Başını aynaya yasladığından dolayı belirginleşen adem elması belirli aralıklarla aşağı yukarı hareket ediyor, bu durum yutkunduğunu gösteriyordu. Benimle göz teması kurmadığından dolayı gergin değildim ve böylelikle iki kez yutkunduğunu sayabildim. Not düşmem gerekirse her ikisi de sesli yutkunuşlar değillerdi. Oldukça yakın olduğumuzdan dolayı neredeyse kan dolaşımımızın sesini bile duyduğumuz göz önünde bulundurulursa seslice yutkunmadığından adımın Jimin olduğu kadar emindim.

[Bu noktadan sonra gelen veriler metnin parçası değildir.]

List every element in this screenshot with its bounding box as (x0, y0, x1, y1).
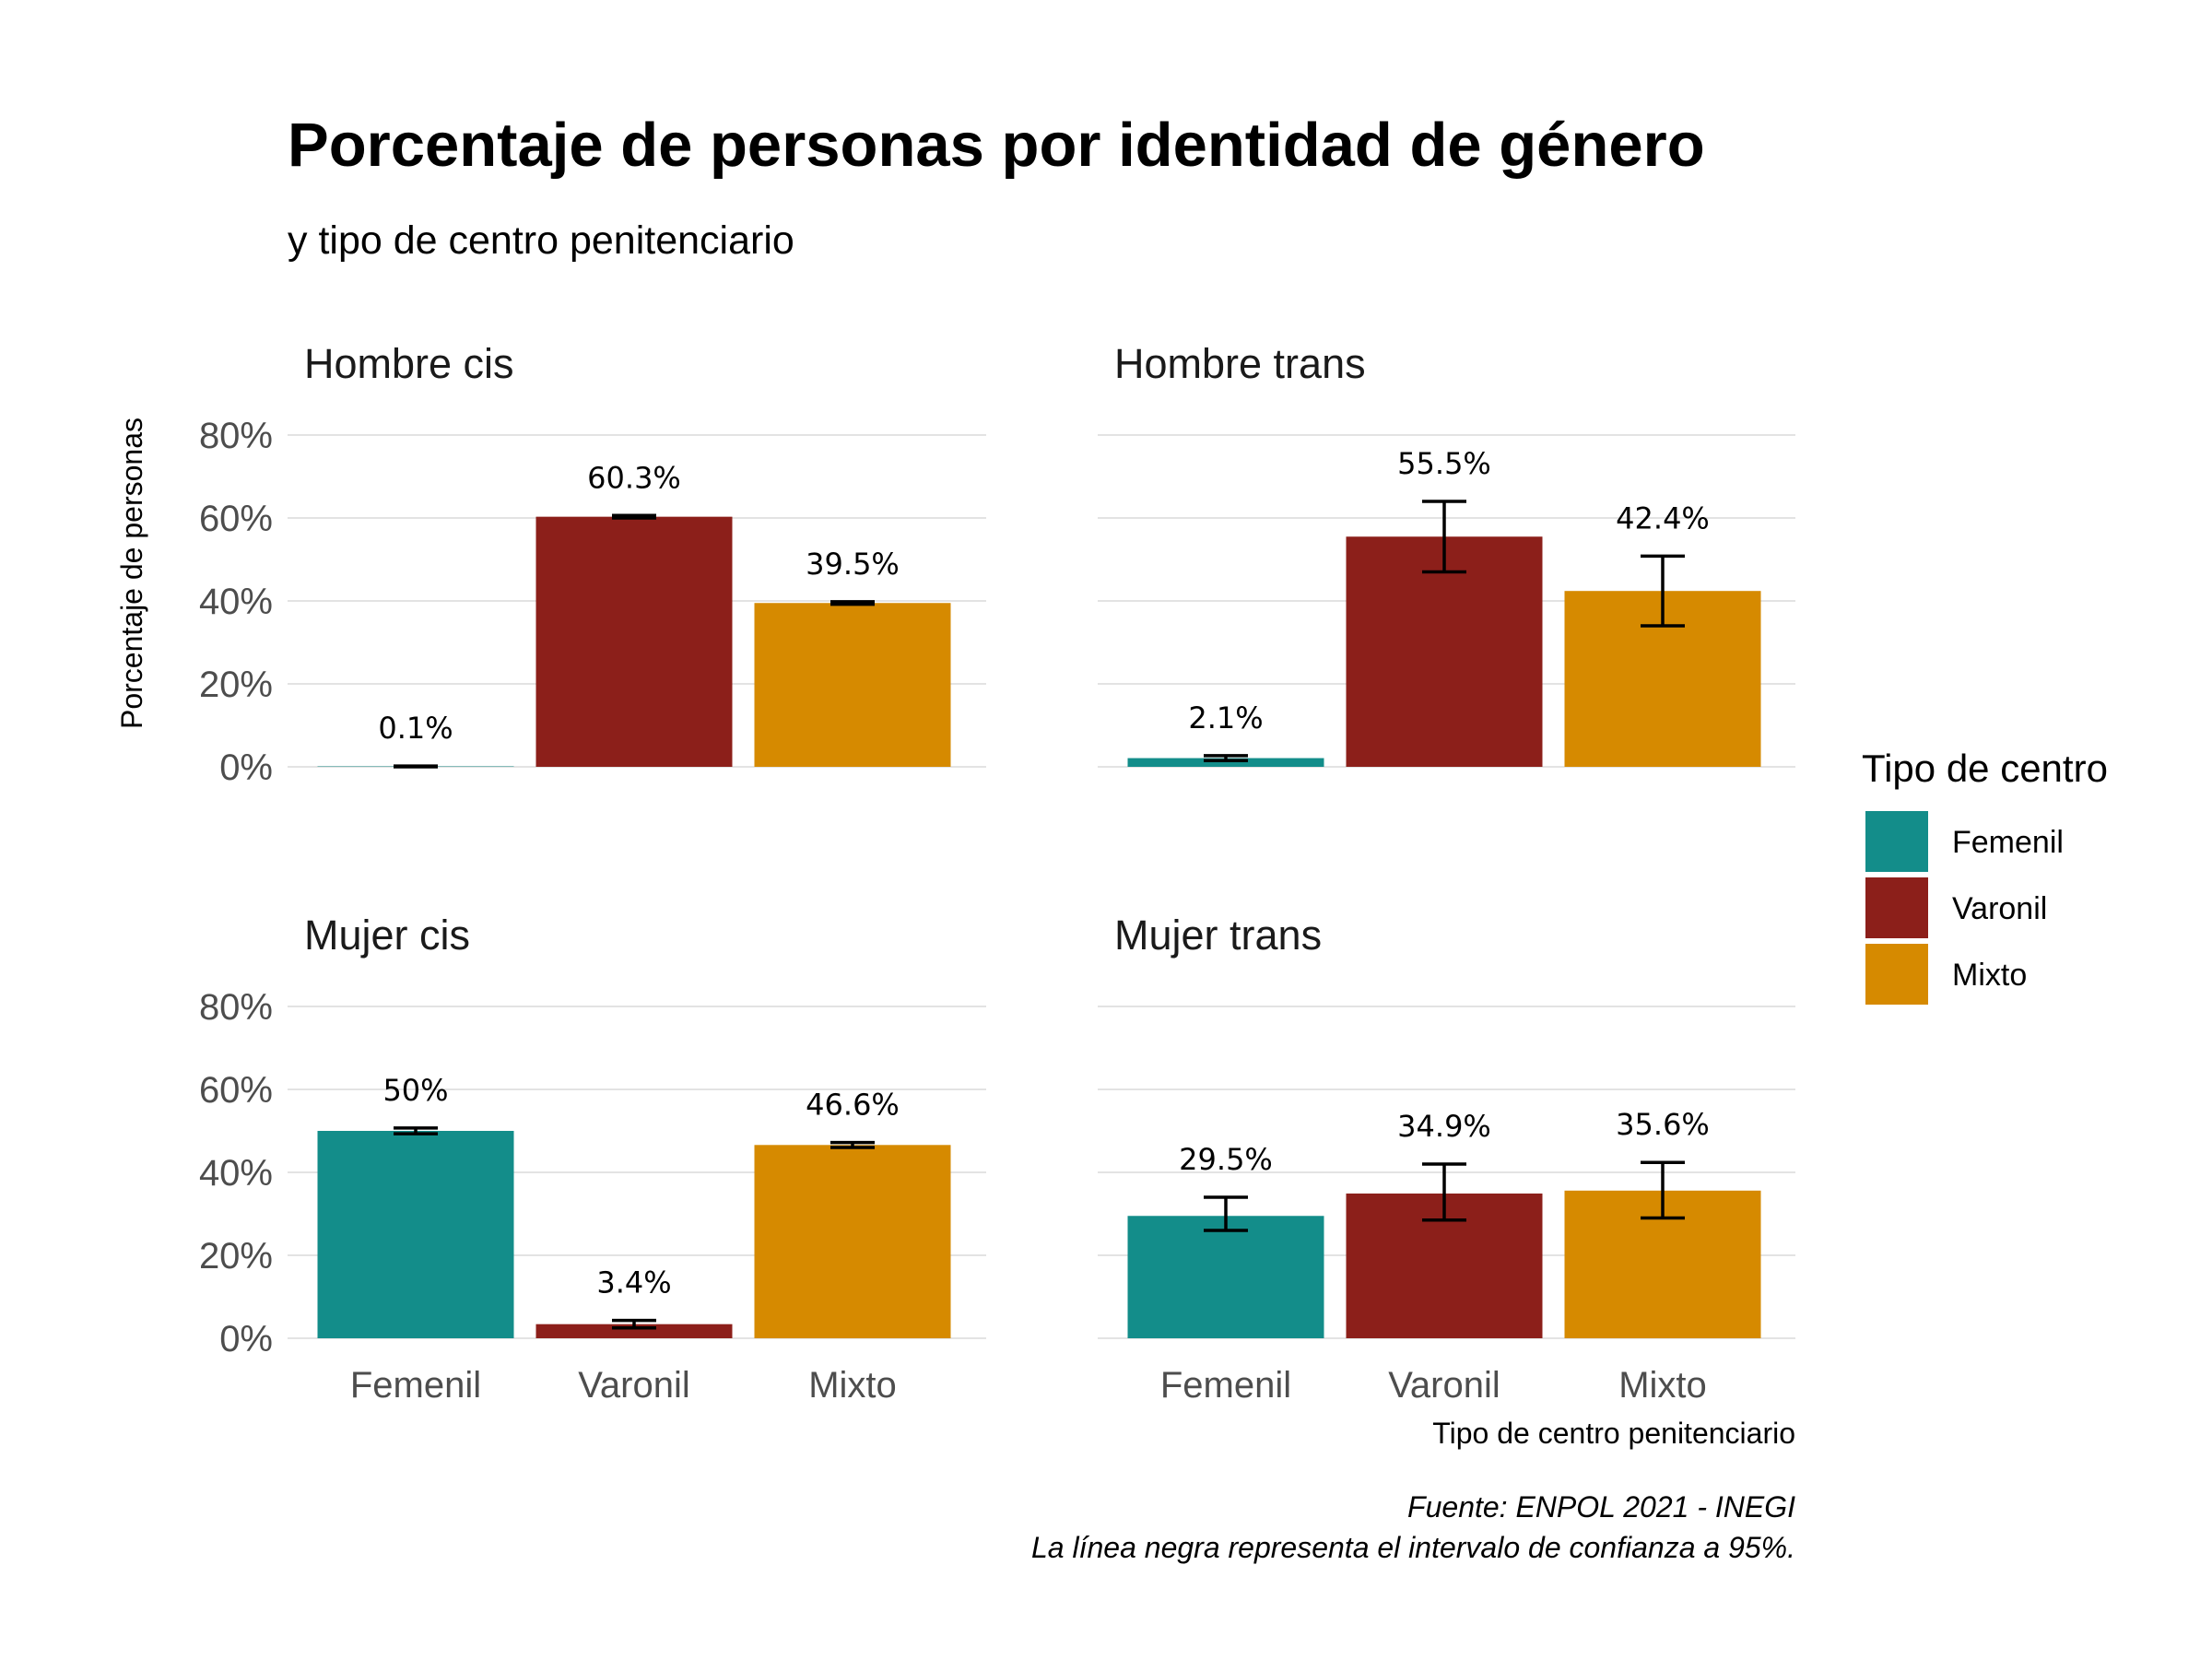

Adem elmasıyla beraber tüm vücudunu saran kavruk teni o kadar güzeldi ki insanda dokunma isteği uyandırıyordu. Gerçek değil, adeta bir çizim gibiydi çünkü. Tanrı onu özene bezene yaratmış olmalıydı. Böylesine güzel bir şaheser kendiliğinden oluşmuş olamazdı.
Neden sonra Taehyung bir kez daha yutkunduğunda bacaklarımın üstünde serbest halde bıraktığım ellerimden birini yavaşça havaya kaldırıp ona dokunmaya yeltendim. Bu sırada komşumun bana bakıp bakmadığını da kontrol ettim tabii. O da beni izliyor olsaydı utanç verici olurdu açıkçası. Dizi falan çekmiyorduk sonuçta.
Taehyung'un gözlerinin kapalı olduğundan emin olduktan sonra sağ elimin işaret ve orta parmaklarını onun çıkıntılı adem elmasına dokundurdum. Ve dokundurmamla beraber bana bakıverdi.
''Jimin'' diye soru sorarcasına kurduğu tek kelimelik cümleyi mırıldanarak cevapladığımda devam eden taraf Taehyung oldu ''Ne yapıyorsun?''
''Seni inceliyorum''
Üst dudağı belli belirsiz kıvrıldı ''Neden?''
''Yakından bakınca yakışıklı gözüktün çünkü'' neden bu kadar rahat olduğum konusunda bir fikrim yoktu ''Gerçek misin diye kontrol etmek istedim''
''Park Jimin'' demeden önce tam olarak göz bebeklerimin içine bakması garipti ''Böyle yaparsan sana aşık olurum'' ve bu cümle daha da garipti ''Sevgime karşılık vermeyeceksen umutlandırma bari''
''Ben öyle-''
Taehyung'un gözleri kısa bir süreliğine dudaklarıma kaydıktan sonra tamamen kapandı ''Biliyorum bir şey söylemene gerek yok'' derken ise dakikalar öncesindeki gibi aynaya yaslamıştı başını ''Beni sevmen için seni zorlayacak değilim''
Tam ''Ben-'' diyecekken sözüm ikinci kere kesildi ''Konuşmasan olmaz mı?'' diye sormuştu ''Sesini değil vücudunu dinlemek istiyorum''
Anlamadığım için sordum ''Ne?''
Kısa bir iç çekme sesinden sonra ''Sadece ses çıkarma ve sarılmaya devam et olur mu?'' dedi ve bu aramızda geçen son konuşma oldu. İçinde bulunduğumuz ortam tamamiyle sessizliğe gömüldü. Kulağımın hemen yanında atan kalp atış sesini saymazsak tabii...
ŞİMDİ OKUDUĞUN
Elevator | vmin ✔
Cerita PendekAsansörde kaldıkları 51 dakika aralarında bir elektrik oluşması için yeterliydi hatta belki biraz fazlaydı bile #5 vmin (02.03.2019)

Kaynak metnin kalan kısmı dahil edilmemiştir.